On 10 February 1763, the treaty containing 27 main and 3 separate articles was signed in the English ambassador's hotel in Paris. One of the most far-reaching agreements was the complete cession of French territorial claims in North America. This sealed the end of New France, the nouvelle France. The French inhabitants of Canada were granted religious freedom and certain fishing rights, Louisiana was divided along the Mississippi River and Spain received the western part, while Great Britain received the eastern part. Things were better for France in the Caribbean, where it regained the islands of Guadeloupe, Marie-Galante, Désirade and Martinique, among others, while Grenada went to Great Britain, which also retained St Vincent, Dominique and Tobago. While Gorée on the West African coast was returned to France, the British were given Senegal. In South India, the French possession of factories from 1749 was restored, while in the north-east, in Bengal, the French were henceforth prohibited from any form of military activity; Chandannagar and Pondicherry fell back to France. Belle-Île also went back to France, and Minorca in turn to Great Britain. The territorial shifts were enormous and led to a lasting realignment of the imperial orientation of France and Great Britain.

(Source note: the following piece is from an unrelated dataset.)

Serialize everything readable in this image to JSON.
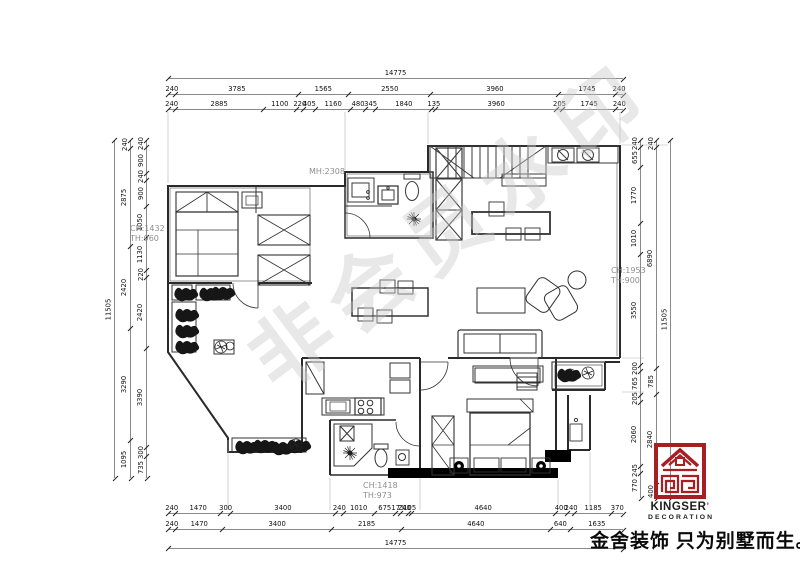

The war had not only linked different theatres, but also severed many connections. France was looking for new zones of influence, for example in northern Latin America (French Guiana) and above all in Africa. Great Britain had become a global empire, but its enormous expansion was also to become a problem in the medium term. The costs of the war had to be paid, and the North American colonies, for example, did not want to bear the necessary taxation without political participation. The French and Indian War is therefore also regarded as an important precursor to the American War of Independence, in which the former rivals France and Spain also joined in on the side of the 'rebels'. One of the consequences of the loss of the North American colonies was a stronger British focus on India, which once again highlighted the global interdependencies of a world in flames. Not everything was connected to everything else in the 18th century, but the Seven Years' War is an impressive example of the global dynamics of a war that could have effects on distant regions. Effects that largely eluded geopolitical planning, even in purely technical terms, without making imperial will irrelevant to the activities of the actors on the ground. Rather, this war was characterised by the fact that it can hardly be described with conventional labels such as cabinet war and was characterised by a complex mixture of economic, territorial, confessional and patriotic motives. Motives that claimed countless human victims, who died not only in battle but also from disease and hunger, thus holding up a bloody mirror to the century of Enlightenment. In 1764, Voltaire lamented that famine and epidemics were due to providence, but that war, as an additional driving force, was solely due to "the imagination of three or four hundred persons scattered all over the globe under the name of princes or ministers".